Pay close attention to risk factors, commitments, liquidity, dilution, share repurchases, and the tone of management's annual discussion.

Examples and tool links

  • Open the filing console and load a tracked 10-K
  • Compare the current annual report with the prior report structure
  • Use a company dashboard to inspect statement visuals and highlights

How to read the business before the numbers

The first pass through a 10-K should answer what kind of business you are dealing with, not whether one quarter happened to look strong. Revenue concentration, segment mix, pricing power, cyclicality, and the degree of operating leverage usually matter more than any one annual growth figure on its own.

That is why the opening sections of the annual report matter. They tell you how management wants the business to be understood: which markets it serves, what it says drives demand, and which risks it is willing to name explicitly. A solid 10-K read starts by checking whether the later financial statements actually support that description.

Financial statement questions that matter most

Annual reports are where margins, cash conversion, and balance-sheet durability become much easier to judge.
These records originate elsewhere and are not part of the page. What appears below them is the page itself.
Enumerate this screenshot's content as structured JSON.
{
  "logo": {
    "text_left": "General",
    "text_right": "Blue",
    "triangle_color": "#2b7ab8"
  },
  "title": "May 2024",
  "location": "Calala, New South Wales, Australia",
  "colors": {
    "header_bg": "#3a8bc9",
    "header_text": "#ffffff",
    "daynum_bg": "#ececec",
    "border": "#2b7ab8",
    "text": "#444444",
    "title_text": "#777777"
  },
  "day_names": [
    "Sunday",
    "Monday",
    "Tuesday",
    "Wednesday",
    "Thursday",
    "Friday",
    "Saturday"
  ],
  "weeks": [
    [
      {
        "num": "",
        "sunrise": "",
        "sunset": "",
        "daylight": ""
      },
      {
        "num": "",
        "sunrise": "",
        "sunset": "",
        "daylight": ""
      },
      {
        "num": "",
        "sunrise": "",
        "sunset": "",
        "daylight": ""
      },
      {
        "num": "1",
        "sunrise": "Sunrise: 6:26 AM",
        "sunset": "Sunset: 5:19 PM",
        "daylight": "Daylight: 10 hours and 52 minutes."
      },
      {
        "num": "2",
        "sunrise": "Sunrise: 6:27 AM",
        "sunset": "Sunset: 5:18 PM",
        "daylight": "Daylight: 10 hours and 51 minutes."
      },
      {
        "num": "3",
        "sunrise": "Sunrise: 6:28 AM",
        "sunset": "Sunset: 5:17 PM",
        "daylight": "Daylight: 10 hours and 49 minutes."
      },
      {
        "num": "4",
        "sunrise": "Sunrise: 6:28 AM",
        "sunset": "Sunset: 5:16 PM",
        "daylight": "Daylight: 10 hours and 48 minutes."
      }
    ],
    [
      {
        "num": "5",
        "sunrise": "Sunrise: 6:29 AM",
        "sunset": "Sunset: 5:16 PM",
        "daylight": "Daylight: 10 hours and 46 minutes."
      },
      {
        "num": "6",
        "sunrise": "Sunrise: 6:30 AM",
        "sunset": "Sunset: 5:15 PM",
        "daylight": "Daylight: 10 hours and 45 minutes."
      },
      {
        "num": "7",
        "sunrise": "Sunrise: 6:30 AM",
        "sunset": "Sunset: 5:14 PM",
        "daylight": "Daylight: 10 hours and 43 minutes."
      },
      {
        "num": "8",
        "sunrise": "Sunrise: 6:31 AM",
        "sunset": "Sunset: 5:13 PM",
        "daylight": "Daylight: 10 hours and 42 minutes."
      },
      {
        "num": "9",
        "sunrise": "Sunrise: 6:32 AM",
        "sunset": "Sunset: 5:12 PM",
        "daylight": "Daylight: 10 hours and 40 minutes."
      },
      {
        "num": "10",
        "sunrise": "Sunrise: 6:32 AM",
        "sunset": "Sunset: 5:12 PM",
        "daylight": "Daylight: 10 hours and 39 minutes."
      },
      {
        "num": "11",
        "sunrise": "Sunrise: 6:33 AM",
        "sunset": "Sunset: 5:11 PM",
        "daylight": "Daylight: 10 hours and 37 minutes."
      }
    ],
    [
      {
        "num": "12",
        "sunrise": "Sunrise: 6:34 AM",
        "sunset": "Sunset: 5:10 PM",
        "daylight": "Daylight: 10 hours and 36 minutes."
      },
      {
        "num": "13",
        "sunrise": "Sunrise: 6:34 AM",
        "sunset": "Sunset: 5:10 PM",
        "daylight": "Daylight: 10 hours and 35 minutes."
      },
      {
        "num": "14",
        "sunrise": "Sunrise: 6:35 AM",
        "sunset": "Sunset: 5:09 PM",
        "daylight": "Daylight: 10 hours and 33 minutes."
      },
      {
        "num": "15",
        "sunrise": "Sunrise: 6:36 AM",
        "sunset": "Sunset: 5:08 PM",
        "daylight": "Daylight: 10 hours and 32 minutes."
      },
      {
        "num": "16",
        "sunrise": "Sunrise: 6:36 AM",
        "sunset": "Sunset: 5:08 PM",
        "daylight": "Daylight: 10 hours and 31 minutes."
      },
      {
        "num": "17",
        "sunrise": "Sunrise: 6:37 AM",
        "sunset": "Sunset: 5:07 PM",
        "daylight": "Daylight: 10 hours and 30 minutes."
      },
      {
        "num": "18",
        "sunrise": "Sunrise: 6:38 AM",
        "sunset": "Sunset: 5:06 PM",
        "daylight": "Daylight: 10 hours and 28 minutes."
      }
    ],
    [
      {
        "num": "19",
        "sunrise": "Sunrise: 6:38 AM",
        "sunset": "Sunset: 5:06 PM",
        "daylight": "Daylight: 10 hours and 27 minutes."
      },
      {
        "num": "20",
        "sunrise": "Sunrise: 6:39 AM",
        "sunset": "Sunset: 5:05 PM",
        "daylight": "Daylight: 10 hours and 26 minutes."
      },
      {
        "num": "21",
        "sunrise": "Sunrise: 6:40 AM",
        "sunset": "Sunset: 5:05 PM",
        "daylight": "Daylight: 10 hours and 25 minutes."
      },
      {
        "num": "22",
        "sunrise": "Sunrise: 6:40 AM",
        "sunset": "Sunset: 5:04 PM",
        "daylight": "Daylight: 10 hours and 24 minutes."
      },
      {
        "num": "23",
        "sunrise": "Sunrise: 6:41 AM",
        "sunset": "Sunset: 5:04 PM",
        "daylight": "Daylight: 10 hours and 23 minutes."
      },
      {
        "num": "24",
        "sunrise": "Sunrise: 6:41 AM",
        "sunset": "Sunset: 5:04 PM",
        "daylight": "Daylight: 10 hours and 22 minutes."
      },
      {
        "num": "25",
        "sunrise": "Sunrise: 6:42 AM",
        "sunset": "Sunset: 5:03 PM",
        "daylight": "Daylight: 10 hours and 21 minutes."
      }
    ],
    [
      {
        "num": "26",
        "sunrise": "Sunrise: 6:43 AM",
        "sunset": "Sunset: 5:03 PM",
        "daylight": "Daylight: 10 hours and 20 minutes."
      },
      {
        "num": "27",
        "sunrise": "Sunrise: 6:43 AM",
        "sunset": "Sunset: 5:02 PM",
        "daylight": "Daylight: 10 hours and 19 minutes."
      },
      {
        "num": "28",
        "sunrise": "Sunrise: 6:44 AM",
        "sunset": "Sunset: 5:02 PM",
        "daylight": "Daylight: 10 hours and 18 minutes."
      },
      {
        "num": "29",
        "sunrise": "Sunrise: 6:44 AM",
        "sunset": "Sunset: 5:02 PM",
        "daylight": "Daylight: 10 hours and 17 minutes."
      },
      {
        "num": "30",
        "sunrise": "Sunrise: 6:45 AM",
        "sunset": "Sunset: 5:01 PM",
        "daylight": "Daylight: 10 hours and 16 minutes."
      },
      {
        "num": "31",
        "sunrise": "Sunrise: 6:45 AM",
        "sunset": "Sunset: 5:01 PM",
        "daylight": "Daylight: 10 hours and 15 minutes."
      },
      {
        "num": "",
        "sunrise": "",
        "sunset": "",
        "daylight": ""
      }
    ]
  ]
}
Revenue may grow while quality falls. Net income may improve while cash generation weakens. Buybacks may flatter EPS while the core business is only stable. The point of the 10-K is to separate those outcomes instead of letting them blur together.
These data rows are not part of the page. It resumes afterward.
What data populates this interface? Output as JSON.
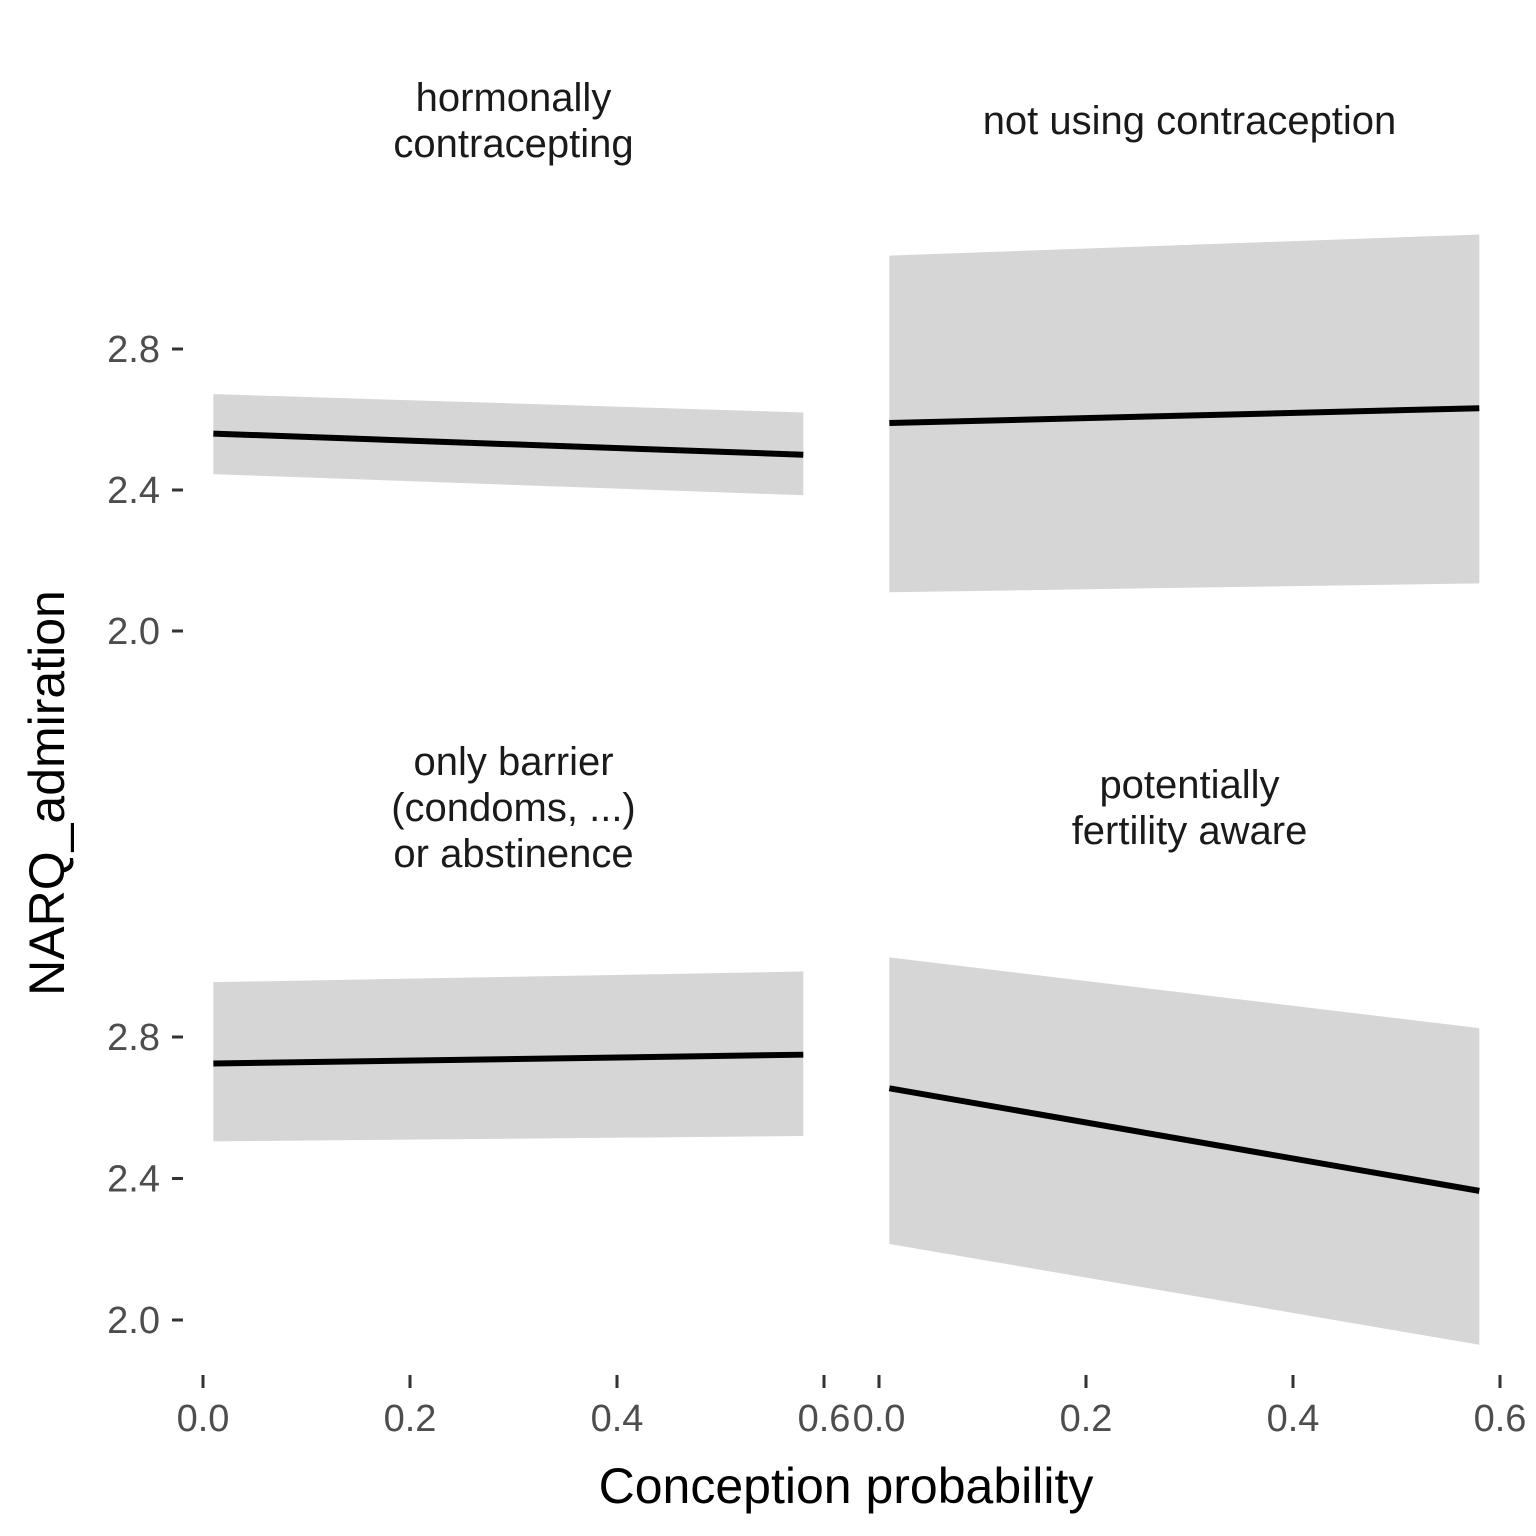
{
  "chart_data": {
    "type": "line",
    "xlabel": "Conception probability",
    "ylabel": "NARQ_admiration",
    "xlim": [
      0,
      0.6
    ],
    "ylim": [
      1.9,
      3.2
    ],
    "x_ticks": [
      "0.0",
      "0.2",
      "0.4",
      "0.6"
    ],
    "y_ticks": [
      "2.0",
      "2.4",
      "2.8"
    ],
    "grid": false,
    "legend": "none",
    "colors": {
      "line": "#000000",
      "ribbon": "#d6d6d6"
    },
    "panels": [
      {
        "title_lines": [
          "hormonally",
          "contracepting"
        ],
        "x": [
          0.01,
          0.58
        ],
        "y": [
          2.56,
          2.5
        ],
        "ci_lower": [
          2.445,
          2.385
        ],
        "ci_upper": [
          2.672,
          2.62
        ]
      },
      {
        "title_lines": [
          "not using contraception"
        ],
        "x": [
          0.01,
          0.58
        ],
        "y": [
          2.59,
          2.632
        ],
        "ci_lower": [
          2.11,
          2.135
        ],
        "ci_upper": [
          3.065,
          3.125
        ]
      },
      {
        "title_lines": [
          "only barrier",
          "(condoms, ...)",
          "or abstinence"
        ],
        "x": [
          0.01,
          0.58
        ],
        "y": [
          2.725,
          2.75
        ],
        "ci_lower": [
          2.505,
          2.52
        ],
        "ci_upper": [
          2.955,
          2.985
        ]
      },
      {
        "title_lines": [
          "potentially",
          "fertility aware"
        ],
        "x": [
          0.01,
          0.58
        ],
        "y": [
          2.655,
          2.365
        ],
        "ci_lower": [
          2.215,
          1.93
        ],
        "ci_upper": [
          3.025,
          2.825
        ]
      }
    ]
  }
}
Good annual analysis usually checks gross profit, operating income, operating cash flow, capital expenditures, debt, dilution, and the direction of shareholder returns together. When those pieces line up, the filing read gets stronger. When they conflict, that is where the deeper work starts.

Annual report checklist

Questions that usually improve the first 10-K read

Business model

What actually drives revenue, and is the company becoming more diversified or more dependent on one customer, segment, or region?

Margin durability

Did margin improvement come from scale and mix, or from something less durable such as temporary pricing or cost timing?

Cash generation

Did operating cash flow and free cash flow support the earnings story, or does the annual report show a weaker conversion profile?

Balance sheet

Is leverage manageable, and does liquidity still look strong enough if the next year is weaker than the last one?

Capital allocation

Are repurchases, capex, and acquisitions improving long-term owner value, or merely smoothing the appearance of the results?

Risk language

Did management add, remove, or reframe risks in a way that changes the long-term business read?

Common 10-K traps

The easiest annual-report mistake is to over-anchor on the income statement. A business can post a strong earnings year while quietly taking on more working-capital stress, weaker cash conversion, or a less attractive reinvestment profile. Another common mistake is treating the risk section as boilerplate when subtle wording changes can tell you where management has become more defensive.
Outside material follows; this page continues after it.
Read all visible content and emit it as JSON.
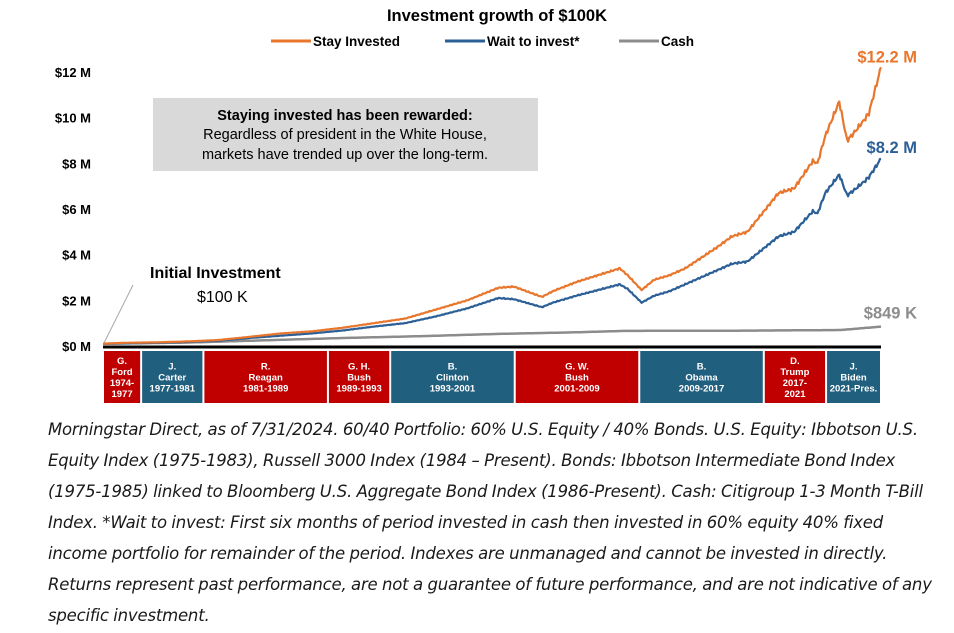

Investors also tend to under-read footnotes when the headline year looks clean. That is often where acquisition effects, restructuring, tax distortions, stock compensation pressure, or debt details show up most clearly. A good 10-K process keeps the headline and the footnotes in the same conversation.

How this guide connects to Quantfil pages

Quantfil is most useful when it shortens the first pass through an annual report. Use the filing summary to frame what changed, then use the metric cards, comparison blocks, and statement sections to pressure test that first read. If the page raises a sharper question about business quality, risk, or capital allocation, it has done its job.

The annual-report workflow should end with the primary source, not with the guide. Use the guide to decide where to slow down and what to verify next in the actual filing.